VICE News crew faces terrorism accusations in Turkey
Reporters on assignment for VICE News in southeast Turkey are scheduled to appear in court Monday to face accusations of terrorism, allegations the international media company says are unsubstantiated.
The VICE crew was reporting in the city of Diyarbakir in the country's predominantly Kurdish region when they were arrested for lack of proper government identification, "security sources" told Reuters Friday.
Two journalists from VICE UK, British citizens Jake Hanrahan and Philip Pendlebury, are among the crew. Along with a translator and one other colleague, they were reporting on escalating tensions between police and the youth wing of a pro-Kurdistan Workers' Party.
No formal charges have been filed against the journalists yet, according to a spokesman for VICE News.
Since news of the journalists' arrests spread Friday, several advocacy groups have called for their immediate release. In a statement, the Committee to Protect Journalists condemned Turkish authorities for imprisoning the crew, citing newsworthy reporting of interest to domestic and international audiences.
The CPJ dispatch, which cites the Turkish newspaper Hürriyet, says the journalists were questioned by anti-terrorism police at the Diyarbakır Police General Directorate.
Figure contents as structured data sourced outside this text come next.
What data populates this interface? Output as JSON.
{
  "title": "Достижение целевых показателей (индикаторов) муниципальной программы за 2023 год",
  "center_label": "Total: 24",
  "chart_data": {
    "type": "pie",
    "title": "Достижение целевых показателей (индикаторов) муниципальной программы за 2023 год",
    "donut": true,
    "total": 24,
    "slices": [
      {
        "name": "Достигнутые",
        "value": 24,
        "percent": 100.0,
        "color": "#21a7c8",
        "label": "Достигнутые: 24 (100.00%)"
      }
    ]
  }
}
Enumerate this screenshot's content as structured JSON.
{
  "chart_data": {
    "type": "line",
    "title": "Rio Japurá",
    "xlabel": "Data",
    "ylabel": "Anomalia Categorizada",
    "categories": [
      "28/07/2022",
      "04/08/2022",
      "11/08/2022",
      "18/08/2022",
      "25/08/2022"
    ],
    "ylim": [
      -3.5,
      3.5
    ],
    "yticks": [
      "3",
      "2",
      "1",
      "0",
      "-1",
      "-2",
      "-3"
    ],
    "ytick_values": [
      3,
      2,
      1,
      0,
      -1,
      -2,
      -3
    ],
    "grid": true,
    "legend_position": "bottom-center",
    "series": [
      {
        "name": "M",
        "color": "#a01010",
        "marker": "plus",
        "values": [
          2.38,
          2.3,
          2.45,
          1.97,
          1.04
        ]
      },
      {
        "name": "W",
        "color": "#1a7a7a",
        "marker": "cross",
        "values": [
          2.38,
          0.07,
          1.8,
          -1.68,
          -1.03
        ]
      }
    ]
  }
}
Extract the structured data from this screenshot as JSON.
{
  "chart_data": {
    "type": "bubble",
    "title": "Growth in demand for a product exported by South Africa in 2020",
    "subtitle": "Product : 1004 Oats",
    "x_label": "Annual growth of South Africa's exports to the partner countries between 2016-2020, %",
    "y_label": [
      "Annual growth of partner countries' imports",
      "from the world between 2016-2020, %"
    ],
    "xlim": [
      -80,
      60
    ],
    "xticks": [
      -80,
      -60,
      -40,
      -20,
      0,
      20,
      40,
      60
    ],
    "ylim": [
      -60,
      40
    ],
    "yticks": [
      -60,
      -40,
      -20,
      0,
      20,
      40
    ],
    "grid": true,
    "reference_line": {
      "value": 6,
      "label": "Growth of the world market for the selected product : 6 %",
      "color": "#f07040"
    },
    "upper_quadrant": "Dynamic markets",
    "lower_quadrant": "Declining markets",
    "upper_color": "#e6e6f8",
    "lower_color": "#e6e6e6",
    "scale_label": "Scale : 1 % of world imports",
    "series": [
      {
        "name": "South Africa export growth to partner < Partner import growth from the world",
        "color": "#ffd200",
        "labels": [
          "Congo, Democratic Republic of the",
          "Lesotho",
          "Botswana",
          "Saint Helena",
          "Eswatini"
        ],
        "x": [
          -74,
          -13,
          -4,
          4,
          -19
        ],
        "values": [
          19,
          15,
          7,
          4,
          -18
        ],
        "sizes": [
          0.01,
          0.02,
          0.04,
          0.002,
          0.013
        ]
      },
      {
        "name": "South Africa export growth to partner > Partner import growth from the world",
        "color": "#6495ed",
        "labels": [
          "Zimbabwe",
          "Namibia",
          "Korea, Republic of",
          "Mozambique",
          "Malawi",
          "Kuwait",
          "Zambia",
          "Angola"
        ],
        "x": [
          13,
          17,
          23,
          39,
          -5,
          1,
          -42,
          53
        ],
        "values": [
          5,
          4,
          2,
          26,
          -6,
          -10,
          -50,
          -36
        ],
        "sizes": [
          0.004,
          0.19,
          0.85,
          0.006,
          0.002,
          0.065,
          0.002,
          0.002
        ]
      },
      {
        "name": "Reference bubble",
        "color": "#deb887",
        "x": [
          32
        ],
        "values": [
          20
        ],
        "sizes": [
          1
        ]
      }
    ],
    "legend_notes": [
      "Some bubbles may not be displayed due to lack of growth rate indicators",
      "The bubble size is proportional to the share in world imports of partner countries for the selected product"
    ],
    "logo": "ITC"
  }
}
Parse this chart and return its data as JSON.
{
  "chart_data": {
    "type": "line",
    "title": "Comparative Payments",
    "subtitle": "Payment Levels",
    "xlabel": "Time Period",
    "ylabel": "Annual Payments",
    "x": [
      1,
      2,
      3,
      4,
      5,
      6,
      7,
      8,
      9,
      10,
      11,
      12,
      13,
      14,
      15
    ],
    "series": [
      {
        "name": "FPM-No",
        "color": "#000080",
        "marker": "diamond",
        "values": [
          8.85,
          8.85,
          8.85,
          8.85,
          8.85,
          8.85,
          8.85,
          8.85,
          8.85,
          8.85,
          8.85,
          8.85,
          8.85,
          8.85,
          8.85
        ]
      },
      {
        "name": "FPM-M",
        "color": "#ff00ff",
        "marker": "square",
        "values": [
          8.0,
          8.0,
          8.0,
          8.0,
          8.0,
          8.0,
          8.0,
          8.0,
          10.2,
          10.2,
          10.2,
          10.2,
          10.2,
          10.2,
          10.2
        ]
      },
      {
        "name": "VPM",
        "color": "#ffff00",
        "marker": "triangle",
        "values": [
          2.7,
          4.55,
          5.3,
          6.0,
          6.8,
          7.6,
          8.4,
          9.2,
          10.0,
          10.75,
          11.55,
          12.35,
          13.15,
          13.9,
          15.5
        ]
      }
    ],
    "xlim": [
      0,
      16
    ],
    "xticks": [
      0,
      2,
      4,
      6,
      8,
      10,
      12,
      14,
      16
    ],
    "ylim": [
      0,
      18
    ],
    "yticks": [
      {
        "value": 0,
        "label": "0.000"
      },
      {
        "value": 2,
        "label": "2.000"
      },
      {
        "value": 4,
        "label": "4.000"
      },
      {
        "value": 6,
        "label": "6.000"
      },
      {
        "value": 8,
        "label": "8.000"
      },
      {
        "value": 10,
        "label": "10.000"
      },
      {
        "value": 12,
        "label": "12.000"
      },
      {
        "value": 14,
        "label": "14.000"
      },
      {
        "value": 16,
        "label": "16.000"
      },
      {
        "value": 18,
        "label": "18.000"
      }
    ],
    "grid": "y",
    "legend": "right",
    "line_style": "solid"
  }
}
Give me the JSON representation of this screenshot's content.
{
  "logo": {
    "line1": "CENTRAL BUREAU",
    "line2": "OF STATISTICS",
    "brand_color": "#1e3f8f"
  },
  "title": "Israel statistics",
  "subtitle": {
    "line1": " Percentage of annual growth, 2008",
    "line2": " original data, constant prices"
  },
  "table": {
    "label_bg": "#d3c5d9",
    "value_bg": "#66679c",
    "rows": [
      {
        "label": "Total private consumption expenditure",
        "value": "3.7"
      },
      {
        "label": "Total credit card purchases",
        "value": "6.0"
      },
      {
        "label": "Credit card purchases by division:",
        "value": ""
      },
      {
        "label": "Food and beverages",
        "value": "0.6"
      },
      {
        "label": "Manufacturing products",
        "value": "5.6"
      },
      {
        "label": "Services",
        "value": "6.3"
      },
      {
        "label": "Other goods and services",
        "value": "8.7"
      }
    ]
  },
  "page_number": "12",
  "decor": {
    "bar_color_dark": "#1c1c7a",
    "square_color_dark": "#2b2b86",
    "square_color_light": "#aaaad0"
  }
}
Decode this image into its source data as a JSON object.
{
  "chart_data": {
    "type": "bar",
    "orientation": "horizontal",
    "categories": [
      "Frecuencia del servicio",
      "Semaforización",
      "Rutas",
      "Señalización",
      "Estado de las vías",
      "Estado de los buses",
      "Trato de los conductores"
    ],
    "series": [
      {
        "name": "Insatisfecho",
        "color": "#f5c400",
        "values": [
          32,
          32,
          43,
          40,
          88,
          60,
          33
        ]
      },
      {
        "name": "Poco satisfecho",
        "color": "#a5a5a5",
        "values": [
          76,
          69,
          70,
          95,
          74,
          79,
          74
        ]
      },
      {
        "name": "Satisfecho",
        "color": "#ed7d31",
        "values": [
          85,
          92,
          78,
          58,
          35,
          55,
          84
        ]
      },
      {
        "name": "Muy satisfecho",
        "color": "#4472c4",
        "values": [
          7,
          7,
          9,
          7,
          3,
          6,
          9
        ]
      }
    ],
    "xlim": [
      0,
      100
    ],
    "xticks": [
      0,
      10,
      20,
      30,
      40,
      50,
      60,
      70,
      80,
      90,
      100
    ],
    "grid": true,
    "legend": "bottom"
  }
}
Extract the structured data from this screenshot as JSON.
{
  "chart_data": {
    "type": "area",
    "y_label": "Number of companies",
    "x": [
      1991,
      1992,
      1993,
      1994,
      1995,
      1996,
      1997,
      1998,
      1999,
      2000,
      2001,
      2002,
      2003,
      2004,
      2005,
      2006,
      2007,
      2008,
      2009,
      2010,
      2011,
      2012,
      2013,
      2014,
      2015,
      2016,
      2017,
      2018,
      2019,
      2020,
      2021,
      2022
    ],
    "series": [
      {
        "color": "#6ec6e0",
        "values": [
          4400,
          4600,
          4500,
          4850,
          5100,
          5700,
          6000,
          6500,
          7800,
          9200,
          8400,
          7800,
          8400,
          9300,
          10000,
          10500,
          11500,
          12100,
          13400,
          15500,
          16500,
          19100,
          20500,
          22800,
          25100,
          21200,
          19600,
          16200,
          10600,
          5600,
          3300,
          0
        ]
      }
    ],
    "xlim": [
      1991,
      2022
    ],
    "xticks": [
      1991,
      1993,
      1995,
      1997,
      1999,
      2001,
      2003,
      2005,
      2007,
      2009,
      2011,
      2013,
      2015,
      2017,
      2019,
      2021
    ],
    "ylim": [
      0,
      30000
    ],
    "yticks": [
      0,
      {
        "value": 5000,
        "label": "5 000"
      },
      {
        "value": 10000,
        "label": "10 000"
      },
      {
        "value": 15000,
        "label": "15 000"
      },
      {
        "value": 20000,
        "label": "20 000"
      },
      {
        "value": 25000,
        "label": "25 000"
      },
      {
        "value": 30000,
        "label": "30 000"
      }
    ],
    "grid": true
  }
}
Turkish authorities have in the last decade accused several journalists of associating with Kurdish organizations and imprisoned many of them on charges of spreading anti-state propaganda. As of 2014, seven journalists remained jailed in Turkey, according to the Committee to Protect Journalists.
VICE is well-known for publishing reports from correspondents who travel to international hotspots and other elusive locales. In recent years, VICE journalists have reported from inside the Islamic State, Afghanistan and Liberia. Shane Smith, CEO of VICE Media, has himself ventured to North Korea and Liberia.
Word of the charges facing the VICE crew comes as the fate of another Western journalist based in the Middle East hangs in the balance. Jason Rezaian, Tehran bureau chief for The Washington Post, awaits a verdict from Iran's Revolutionary Court on charges of espionage. Those accusations have been roundly dismissed by American journalists and journalism advocates; Post Executive Editor Martin Baron called the circumstances of Rezaian's trial "Kafkaesque."
This post has been updated to include information from VICE News.